Sunday, March 16, 2014

The Captive Saint

Images of Saint Columba, Saint Patrick, and Saint Brigida, Taken from the Spicilegium Sanctorum, and engraven at Paris,A.D. 1629, by Messingham.  Public domain claimed.

Greetings All:

Or should I say, "Top o' the morning!"  It is that time of year when a bunch of folks celebrate their Irish heritage and welcome everyone else to join in the fun.  Yesterday, we bundled up to headed down to "The Grand Parade,"  the only bi-state St. Patrick's Day Parade in the country.  About 20 years ago, I had the good fortune to get to drive the Grand Marshall, back when the Camaro was in its prime.  The parade was super and it was good to see a gathering of a clan of Irish and Irish for the Day.  The parade was grand indeed.  Even the sun came out, Irish eyes were not only smiling, they were squinting for those without sunglasses.  I am pleased to also report that it was a fun, well-behaved crowd, at least from my spot on the parade route.   

I know there are those who take issue with some of the more..."robust" celebrating that takes place.  I suspect that there might be one or two lads that will have a wee bit too much fun.  I just hope they have the good sense not to drive home.  These folks are thankfully few and far between.  To those who take issue with St. Pat's being too much about fun too trivial, I'd offer this:  One of the many great gifts to the world from the Irish is wit, story-telling, song and yes, fun.  The older I get, the more important fun becomes.  In fact, spending time with family and friends is not a trivial endeavor.  It is an essential ingredient of life.  

And this is a fun time of year.  While it might not seem like it outside, spring is coming.  I always consider day of the "Grand Parade" to be the unofficial start of spring,...even if I'm wearing a wool sweater and gloves.  Today there is snow on the ground but it’s a temporary annoyance.  Winter is dying and with spring comes new life.  Spring is the season of optimism.

The banner from "The Grand Parade" 2014, photo by Jeno Berta

I also think us Irish are optimists.  It’s not that we’re immune to reality.  For centuries, the Irish endured sufferings, culminating with that most genocidal event, the potato famine.  A million Irish men, women and children died, starved actually.  Source (  I found this quote from one of my favorite writers, William Butler Yeats that sums up what it was to be Irish not so long ago:  "Being Irish, he had an abiding sense of tragedy, which sustained him through temporary periods of joy."  

Many of us who are descendants of those who had that “abiding sense of tragedy,” coming to America and finding yes opportunity, but also bigotry.  We’re not that far removed from the days of “No Irish Need Apply."  The picture below is of a memorial in my hometown of an Irish family coming to America.  The parade ends a bead necklace throw away from it.  I think if Bill Y would have seen yesterday’s parade, he’d have to re-think his quote as joy and tragedy had flip-flopped.

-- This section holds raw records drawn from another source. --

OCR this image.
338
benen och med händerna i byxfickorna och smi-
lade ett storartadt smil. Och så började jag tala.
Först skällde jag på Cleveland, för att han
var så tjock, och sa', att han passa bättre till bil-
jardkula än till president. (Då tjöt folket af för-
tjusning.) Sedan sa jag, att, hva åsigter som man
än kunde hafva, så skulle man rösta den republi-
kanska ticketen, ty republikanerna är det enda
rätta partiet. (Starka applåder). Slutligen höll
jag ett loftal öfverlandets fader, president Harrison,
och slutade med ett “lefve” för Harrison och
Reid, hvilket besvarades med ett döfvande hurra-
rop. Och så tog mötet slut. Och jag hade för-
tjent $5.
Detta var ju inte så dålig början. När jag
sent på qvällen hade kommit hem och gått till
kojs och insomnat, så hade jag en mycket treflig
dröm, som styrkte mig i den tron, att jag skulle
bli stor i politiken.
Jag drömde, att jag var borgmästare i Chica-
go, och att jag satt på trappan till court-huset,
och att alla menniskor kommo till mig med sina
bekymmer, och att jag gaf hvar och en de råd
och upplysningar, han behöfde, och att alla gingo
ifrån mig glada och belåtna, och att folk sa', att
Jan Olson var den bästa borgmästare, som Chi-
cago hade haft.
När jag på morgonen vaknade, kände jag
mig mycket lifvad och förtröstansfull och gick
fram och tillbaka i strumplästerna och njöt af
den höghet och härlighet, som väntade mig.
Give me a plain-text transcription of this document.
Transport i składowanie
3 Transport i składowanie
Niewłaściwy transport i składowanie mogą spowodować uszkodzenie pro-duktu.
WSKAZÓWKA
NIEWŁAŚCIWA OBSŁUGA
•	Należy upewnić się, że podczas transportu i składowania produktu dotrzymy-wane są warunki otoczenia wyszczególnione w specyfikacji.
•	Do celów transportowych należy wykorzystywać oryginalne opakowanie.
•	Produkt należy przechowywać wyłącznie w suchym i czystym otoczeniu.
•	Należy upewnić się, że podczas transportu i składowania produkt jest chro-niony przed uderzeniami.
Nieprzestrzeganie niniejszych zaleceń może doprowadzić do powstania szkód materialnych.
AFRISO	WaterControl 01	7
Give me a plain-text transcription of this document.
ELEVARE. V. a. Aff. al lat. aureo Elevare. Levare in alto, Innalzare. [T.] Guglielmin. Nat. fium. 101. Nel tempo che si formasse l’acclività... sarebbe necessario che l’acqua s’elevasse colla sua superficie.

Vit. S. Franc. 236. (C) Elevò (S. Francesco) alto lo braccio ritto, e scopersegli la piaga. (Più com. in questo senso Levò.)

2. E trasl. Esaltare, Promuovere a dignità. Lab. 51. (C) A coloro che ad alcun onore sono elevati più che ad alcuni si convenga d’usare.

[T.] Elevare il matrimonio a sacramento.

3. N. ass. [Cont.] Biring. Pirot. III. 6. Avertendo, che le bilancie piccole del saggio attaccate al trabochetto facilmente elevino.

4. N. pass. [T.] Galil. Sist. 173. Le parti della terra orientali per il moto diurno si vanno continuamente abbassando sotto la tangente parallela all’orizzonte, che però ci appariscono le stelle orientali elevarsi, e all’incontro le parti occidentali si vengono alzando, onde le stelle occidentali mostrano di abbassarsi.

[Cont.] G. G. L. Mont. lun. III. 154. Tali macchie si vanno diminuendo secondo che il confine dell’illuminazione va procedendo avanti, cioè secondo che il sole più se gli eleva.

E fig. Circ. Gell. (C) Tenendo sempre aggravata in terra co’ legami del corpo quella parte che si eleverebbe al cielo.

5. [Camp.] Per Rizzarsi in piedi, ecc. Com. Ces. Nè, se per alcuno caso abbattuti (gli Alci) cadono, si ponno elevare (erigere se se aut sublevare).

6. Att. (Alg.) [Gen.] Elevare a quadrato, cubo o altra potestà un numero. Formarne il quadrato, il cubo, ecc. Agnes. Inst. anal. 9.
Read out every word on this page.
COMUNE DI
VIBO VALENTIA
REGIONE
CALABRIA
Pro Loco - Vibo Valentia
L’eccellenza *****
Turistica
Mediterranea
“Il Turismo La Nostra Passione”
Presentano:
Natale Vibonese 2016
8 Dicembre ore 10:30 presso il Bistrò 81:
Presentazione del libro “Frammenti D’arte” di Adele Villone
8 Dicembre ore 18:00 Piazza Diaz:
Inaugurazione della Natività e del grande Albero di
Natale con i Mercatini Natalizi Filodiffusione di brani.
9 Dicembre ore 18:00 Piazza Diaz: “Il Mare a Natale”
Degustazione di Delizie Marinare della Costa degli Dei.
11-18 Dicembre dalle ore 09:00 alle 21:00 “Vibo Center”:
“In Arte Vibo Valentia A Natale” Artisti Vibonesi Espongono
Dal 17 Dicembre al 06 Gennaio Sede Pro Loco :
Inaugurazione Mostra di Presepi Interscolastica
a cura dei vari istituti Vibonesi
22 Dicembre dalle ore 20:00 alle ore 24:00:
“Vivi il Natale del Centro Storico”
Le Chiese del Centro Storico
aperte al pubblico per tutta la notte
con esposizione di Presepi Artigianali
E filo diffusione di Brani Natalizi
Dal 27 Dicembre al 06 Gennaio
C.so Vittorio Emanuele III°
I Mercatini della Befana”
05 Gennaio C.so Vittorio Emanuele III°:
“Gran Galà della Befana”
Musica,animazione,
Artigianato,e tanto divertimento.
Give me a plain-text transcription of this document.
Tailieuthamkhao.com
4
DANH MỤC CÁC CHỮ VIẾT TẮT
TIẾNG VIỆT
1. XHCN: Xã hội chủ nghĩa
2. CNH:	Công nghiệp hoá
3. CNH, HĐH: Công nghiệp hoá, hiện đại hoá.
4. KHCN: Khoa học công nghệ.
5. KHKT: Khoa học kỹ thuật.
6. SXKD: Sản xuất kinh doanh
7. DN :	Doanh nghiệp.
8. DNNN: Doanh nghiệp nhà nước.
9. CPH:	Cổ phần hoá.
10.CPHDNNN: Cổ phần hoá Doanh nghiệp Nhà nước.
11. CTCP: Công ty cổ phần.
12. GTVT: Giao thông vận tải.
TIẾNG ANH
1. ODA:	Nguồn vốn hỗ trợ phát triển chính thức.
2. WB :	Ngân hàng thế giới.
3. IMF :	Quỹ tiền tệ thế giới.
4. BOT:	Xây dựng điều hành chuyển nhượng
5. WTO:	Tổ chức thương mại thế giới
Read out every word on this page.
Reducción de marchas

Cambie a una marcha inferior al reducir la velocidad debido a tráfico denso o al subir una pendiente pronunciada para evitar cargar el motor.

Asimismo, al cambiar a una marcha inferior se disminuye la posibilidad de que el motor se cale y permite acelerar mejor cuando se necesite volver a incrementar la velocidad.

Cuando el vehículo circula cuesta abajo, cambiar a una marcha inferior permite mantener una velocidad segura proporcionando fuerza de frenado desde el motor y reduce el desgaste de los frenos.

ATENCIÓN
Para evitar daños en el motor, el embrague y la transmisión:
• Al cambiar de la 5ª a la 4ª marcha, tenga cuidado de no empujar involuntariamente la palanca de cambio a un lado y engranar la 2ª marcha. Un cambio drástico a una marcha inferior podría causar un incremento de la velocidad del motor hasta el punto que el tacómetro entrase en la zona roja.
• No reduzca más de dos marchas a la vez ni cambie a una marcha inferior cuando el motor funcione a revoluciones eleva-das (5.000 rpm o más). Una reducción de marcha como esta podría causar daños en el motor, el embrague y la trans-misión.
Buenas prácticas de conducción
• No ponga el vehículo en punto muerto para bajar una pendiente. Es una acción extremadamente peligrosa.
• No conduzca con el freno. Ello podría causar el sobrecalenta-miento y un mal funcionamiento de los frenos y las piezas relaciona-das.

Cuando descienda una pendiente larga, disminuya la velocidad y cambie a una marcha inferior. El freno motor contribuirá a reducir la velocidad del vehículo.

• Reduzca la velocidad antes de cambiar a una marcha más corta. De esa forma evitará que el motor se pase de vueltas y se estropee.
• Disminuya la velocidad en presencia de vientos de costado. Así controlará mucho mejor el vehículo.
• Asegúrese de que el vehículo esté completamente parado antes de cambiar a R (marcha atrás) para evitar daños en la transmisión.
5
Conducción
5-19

The Irish Memorial in Downtown Davenport, photo by Jeno Berta

So you might be wondering how I tie up optimism with tragedy?  Here’s how, the namesake of the holiday, St. Patrick, the captive saint.  St. Patrick was kidnapped as a youth and sold into bondage in Ireland by pirates.  Clearly, that’s a tragedy, even by Irish standards.  Still, St. Pat did not wallow in his circumstances.  He found a basis for it, a justification for action.  Here’s a quote from him:  

"Therefore I cannot and ought not to be silent concerning the great benefits and graces which the Lord has bestowed upon me in the land of my captivity, since the only return we can make for such benefits is, after God has reproved us, to extol and confess His wonders before every nation under heaven."

From The Beginning of the Books of the Bishop St. Patrick, source: 

I think St. Pat was too hard on himself.  I also think that when he looks down on the revelry he'll see these next few days, he'll smile.  I also hope he recognizes that his captivity helped spur freedom for so many more who followed him.  Now that is something to celebrate.